Сволочи… Гады… Сытые, здоровые, сильные… Дистрофика…»[99] // Было бы интересно услышать кого-нибудь из этой среды, сытых, здоровых, сильных, потому что, согласитесь, описание извне этой среды оставляет… сильное впечатление. Самое удивительное, что остался один голос представителя, вернее, представительницы этого слоя. Понятно, что никто из них никаких письменных воспоминаний не оставил, дневников не вёл. Рефлексия, работа памяти, чувство вины, стыда, которые непременны и для мемуариста, и для автора дневника, им были не знакомы. У них были рефлексы, а не рефлексия. Тем не менее иногда они проговаривались. Такую проговорку зафиксировала в своих воспоминаниях о своём муже, писателе Константине Воробьёве, его вдова, Вероника Дзенните-Воробьёва. В начале пятидесятых Воробьёв работал в Министерстве торговли Литвы, в отделе снабжения. Бывшего узника нацистских концлагерей, бывшего партизана окружали очень интересные персонажи. Вот одна из них:
«Была знакома ещё одна женщина из блокадного Ленинграда. Полная с большим плотоядным ртом и шамкающей манерой говорить. <…> Будучи профессиональным комсомольским работником, во время блокады пошла в завмаги хлебного магазина. И вот она любила ударяться в воспоминания: «Никогда я так хорошо не жила, как во время блокады. У меня были крепдешиновые платья, платья на файдешиновой подкладке. Мы задавали такие пиры, какие никогда не забуду. Потом катались на машине по Ленинграду. Великолепно!»[100]
В общем, ясно, что это откровения бандитки. Но это особая бандитка. По уголовной шкале это – беспредельщица и отморозок, поскольку у неё отсутствует то, что составляет основу любого человеческого общежития: СТЫД И СОВЕСТЬ. Она не имморалистка, вроде Скарлетт О’Хара, в отчаянии выкрикивающей: «Я убью, украду, но я не буду голодать!». В этом выкрике есть и вызов Господу Богу, так устроившему мироздание в данный конкретный исторический момент, что нужно красть и убивать, чтобы не умереть с голоду; есть и понимание того, что красть и убивать, в общем-то, нехорошо, не принято. Это и есть имморализм, нарушение морали с чётким пониманием или хотя бы ощущением того, что это… нарушение.
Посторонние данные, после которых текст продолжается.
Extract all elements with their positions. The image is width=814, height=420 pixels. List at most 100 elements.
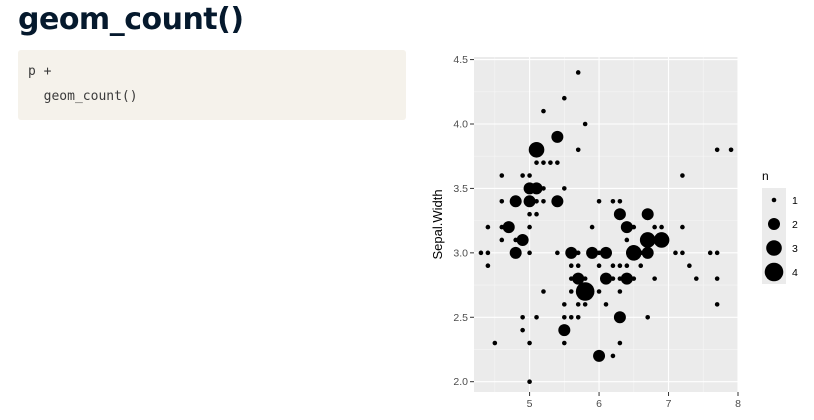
- data-point: [613, 311, 626, 324]
- data-point: [687, 263, 692, 269]
- scatter-plot: 2.0 2.5 3.0 3.5 4.0 4.5 5 6 7 8 Sepal.Width n 1 2 3 4: [430, 54, 798, 410]
- data-point: [617, 263, 623, 269]
- data-point: [694, 276, 699, 281]
- data-point: [596, 250, 602, 256]
- data-point: [596, 289, 602, 294]
- data-point: [530, 182, 543, 195]
- data-point: [509, 246, 522, 259]
- data-point: [527, 379, 532, 384]
- y-tick-label: 4.0: [453, 119, 468, 131]
- y-axis-label: Sepal.Width: [430, 189, 445, 259]
- y-tick-label: 3.5: [453, 183, 468, 195]
- data-point: [541, 160, 546, 165]
- data-point: [659, 224, 664, 230]
- data-point: [551, 195, 564, 208]
- legend-point: [766, 240, 782, 256]
- data-point: [541, 186, 546, 191]
- data-point: [527, 224, 532, 230]
- x-tick-label: 7: [666, 398, 672, 410]
- data-point: [575, 263, 581, 269]
- data-point: [624, 237, 630, 243]
- code-line: p +: [28, 64, 52, 79]
- data-point: [707, 250, 713, 256]
- data-point: [641, 208, 654, 221]
- data-point: [541, 108, 546, 114]
- data-point: [499, 224, 505, 230]
- legend-point: [768, 218, 780, 230]
- data-point: [499, 173, 505, 178]
- data-point: [680, 250, 685, 256]
- data-point: [610, 199, 616, 204]
- data-point: [527, 211, 532, 217]
- data-point: [534, 160, 539, 165]
- data-point: [502, 221, 515, 234]
- data-point: [548, 160, 553, 165]
- data-point: [617, 289, 623, 294]
- data-point: [562, 95, 567, 101]
- data-point: [714, 250, 720, 256]
- data-point: [610, 353, 616, 359]
- legend-label: 1: [792, 195, 798, 207]
- data-point: [680, 224, 685, 230]
- data-point: [527, 173, 532, 178]
- data-point: [610, 276, 616, 281]
- code-block: p + geom_count(): [18, 50, 406, 120]
- data-point: [641, 246, 654, 259]
- data-point: [478, 250, 484, 256]
- data-point: [485, 224, 491, 230]
- data-point: [582, 276, 588, 281]
- data-point: [589, 224, 595, 230]
- data-point: [613, 208, 626, 221]
- data-point: [638, 250, 644, 256]
- data-point: [624, 263, 630, 269]
- data-point: [558, 324, 571, 337]
- data-point: [596, 199, 602, 204]
- data-point: [638, 263, 644, 269]
- data-point: [714, 147, 720, 153]
- data-point: [714, 302, 720, 307]
- legend-label: 4: [792, 267, 798, 279]
- legend-point: [764, 262, 784, 282]
- data-point: [516, 233, 529, 246]
- data-point: [575, 250, 581, 256]
- y-tick-label: 2.0: [453, 376, 468, 388]
- data-point: [673, 250, 678, 256]
- data-point: [485, 263, 491, 269]
- y-tick-label: 3.0: [453, 247, 468, 259]
- data-point: [541, 289, 546, 294]
- data-point: [620, 272, 633, 285]
- code-line: geom_count(): [28, 89, 138, 104]
- data-point: [593, 349, 606, 362]
- data-point: [575, 302, 581, 307]
- slide-title: geom_count(): [18, 2, 244, 37]
- data-point: [492, 340, 498, 346]
- x-tick-label: 8: [735, 398, 741, 410]
- data-point: [562, 340, 567, 346]
- data-point: [572, 272, 585, 285]
- data-point: [527, 340, 532, 346]
- data-point: [653, 232, 670, 248]
- x-tick-label: 6: [596, 398, 602, 410]
- data-point: [625, 245, 642, 261]
- data-point: [603, 302, 609, 307]
- data-point: [499, 237, 505, 243]
- data-point: [728, 147, 734, 153]
- plot-panel: [474, 57, 738, 392]
- data-point: [631, 224, 637, 230]
- data-point: [499, 199, 505, 204]
- data-point: [620, 221, 633, 234]
- data-point: [528, 141, 545, 158]
- data-point: [575, 282, 595, 301]
- data-point: [575, 314, 581, 320]
- data-point: [600, 272, 612, 285]
- legend-point: [771, 197, 777, 203]
- data-point: [582, 302, 588, 307]
- data-point: [513, 237, 518, 243]
- data-point: [523, 195, 536, 208]
- data-point: [639, 232, 656, 248]
- data-point: [586, 246, 599, 259]
- data-point: [680, 173, 685, 178]
- data-point: [485, 250, 491, 256]
- data-point: [527, 250, 532, 256]
- data-point: [596, 263, 602, 269]
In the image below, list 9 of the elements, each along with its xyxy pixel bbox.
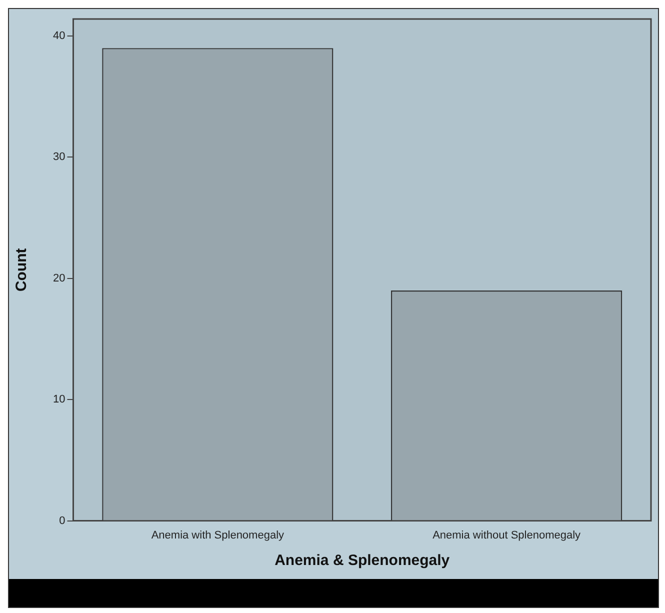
y-tick-label: 30 bbox=[52, 151, 66, 164]
x-tick-label: Anemia without Splenomegaly bbox=[432, 529, 582, 542]
y-tick-label: 0 bbox=[59, 514, 66, 527]
x-axis-title: Anemia & Splenomegaly bbox=[274, 552, 450, 570]
x-tick-label: Anemia with Splenomegaly bbox=[151, 529, 285, 542]
y-tick-label: 10 bbox=[52, 394, 66, 406]
y-tick-label: 20 bbox=[52, 272, 66, 284]
y-axis-title: Count bbox=[13, 248, 30, 292]
y-tick-label: 40 bbox=[52, 30, 66, 42]
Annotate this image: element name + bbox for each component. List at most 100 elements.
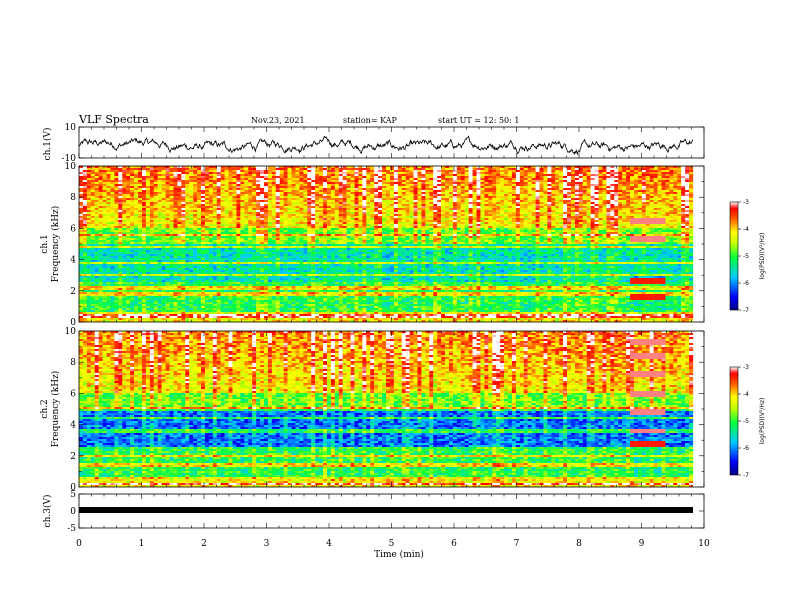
spectrogram-cell: [382, 174, 386, 176]
spectrogram-cell: [669, 198, 673, 200]
spectrogram-cell: [673, 180, 677, 182]
spectrogram-cell: [307, 190, 311, 192]
spectrogram-cell: [217, 178, 221, 180]
spectrogram-cell: [669, 194, 673, 196]
spectrogram-cell: [567, 184, 571, 186]
spectrogram-cell: [528, 194, 532, 196]
spectrogram-cell: [244, 178, 248, 180]
spectrogram-cell: [264, 196, 268, 198]
spectrogram-cell: [488, 178, 492, 180]
spectrogram-cell: [327, 190, 331, 192]
spectrogram-cell: [87, 182, 91, 184]
spectrogram-cell: [197, 170, 201, 172]
spectrogram-cell: [264, 186, 268, 188]
spectrogram-cell: [634, 184, 638, 186]
spectrogram-cell: [634, 168, 638, 170]
spectrogram-cell: [571, 168, 575, 170]
spectrogram-cell: [665, 182, 669, 184]
spectrogram-cell: [500, 180, 504, 182]
spectrogram-cell: [654, 184, 658, 186]
spectrogram-cell: [492, 180, 496, 182]
spectrogram-cell: [508, 182, 512, 184]
spectrogram-cell: [158, 200, 162, 202]
spectrogram-cell: [559, 168, 563, 170]
spectrogram-cell: [528, 198, 532, 200]
spectrogram-cell: [268, 190, 272, 192]
spectrogram-cell: [327, 186, 331, 188]
spectrogram-cell: [138, 184, 142, 186]
spectrogram-cell: [634, 176, 638, 178]
spectrogram-cell: [658, 200, 662, 202]
spectrogram-cell: [351, 190, 355, 192]
spectrogram-cell: [421, 174, 425, 176]
spectrogram-cell: [504, 186, 508, 188]
spectrogram-cell: [173, 170, 177, 172]
spectrogram-cell: [370, 188, 374, 190]
spectrogram-cell: [559, 176, 563, 178]
spectrogram-cell: [642, 180, 646, 182]
spectrogram-cell: [665, 188, 669, 190]
spectrogram-cell: [445, 198, 449, 200]
spectrogram-cell: [260, 190, 264, 192]
spectrogram-cell: [583, 172, 587, 174]
spectrogram-cell: [339, 172, 343, 174]
spectrogram-cell: [477, 186, 481, 188]
spectrogram-cell: [386, 184, 390, 186]
spectrogram-cell: [103, 172, 107, 174]
spectrogram-cell: [614, 172, 618, 174]
spectrogram-cell: [233, 170, 237, 172]
spectrogram-cell: [417, 192, 421, 194]
spectrogram-cell: [520, 176, 524, 178]
spectrogram-cell: [492, 184, 496, 186]
spectrogram-cell: [95, 172, 99, 174]
spectrogram-cell: [378, 186, 382, 188]
spectrogram-cell: [118, 184, 122, 186]
spectrogram-cell: [591, 176, 595, 178]
spectrogram-cell: [311, 168, 315, 170]
spectrogram-cell: [213, 196, 217, 198]
spectrogram-cell: [563, 200, 567, 202]
spectrogram-cell: [209, 186, 213, 188]
spectrogram-cell: [126, 178, 130, 180]
spectrogram-cell: [449, 198, 453, 200]
spectrogram-cell: [366, 168, 370, 170]
spectrogram-cell: [339, 176, 343, 178]
spectrogram-cell: [658, 174, 662, 176]
spectrogram-cell: [335, 182, 339, 184]
spectrogram-cell: [630, 180, 634, 182]
spectrogram-cell: [331, 196, 335, 198]
spectrogram-cell: [150, 174, 154, 176]
spectrogram-cell: [536, 188, 540, 190]
spectrogram-cell: [421, 186, 425, 188]
spectrogram-cell: [146, 196, 150, 198]
spectrogram-cell: [575, 196, 579, 198]
spectrogram-cell: [406, 184, 410, 186]
spectrogram-cell: [599, 170, 603, 172]
spectrogram-cell: [177, 182, 181, 184]
spectrogram-cell: [614, 186, 618, 188]
spectrogram-cell: [654, 174, 658, 176]
spectrogram-cell: [551, 186, 555, 188]
spectrogram-cell: [524, 184, 528, 186]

Ничего подобного нет в откровении бывшей завмага хлебного магазина. Это – аморалистка. Она не нарушает мораль. Потому что она вне морали. Такая воплощённая мечта вульгарных ницшеанцев – «белокурая бестия». Никаких упрёков по поводу устройства мира. Мир устроен вот так, а не иначе. Нужно уметь в нём устраиваться. Кто не умеет – сам виноват. Пусть дохнет. С тем большим наслаждением я буду хорошо есть, хорошо одеваться и рассекать на машине по ночному вымершему городу.
Мне могут возразить, что от социального я перешёл к моральному, занялся едва ли не морализаторством, что, в общем-то, запрещено в научных изысканиях. На это я, в свою очередь, возражу: мораль несомненно социальный институт и в исторических оценках она непременно присутствует. Но если уж мораль социальна, то исчезновение морали более чем социально и представляет из себя некую, не побоюсь этого слова, животрепещущую проблему. Исчезновение морали у целого социального слоя, находящегося не внизу социальной лестницы, а, если и не наверху, то ближе к вершине, чем к основанию, куда как… социально.
Меня могут упрекнуть в том, что я до сих пор ничего не сказал по теме заявленного доклада: «Банда Королёва». Я отвожу упрёк: я рассказывал о той почве, на которой и выросла организованная преступная группировка ученика 10-го класса 206-й школы, Бориса Королёва, с июня по октябрь 1944 года терроризировавшего весь центр города, от Московского вокзала до Адмиралтейства. Её магистралью был Невский проспект. Кличка Королёва была, как вы догадываетесь, Король, негласный титул в формирующейся уголовной среде послеблокадного Ленинграда: Король Невского проспекта.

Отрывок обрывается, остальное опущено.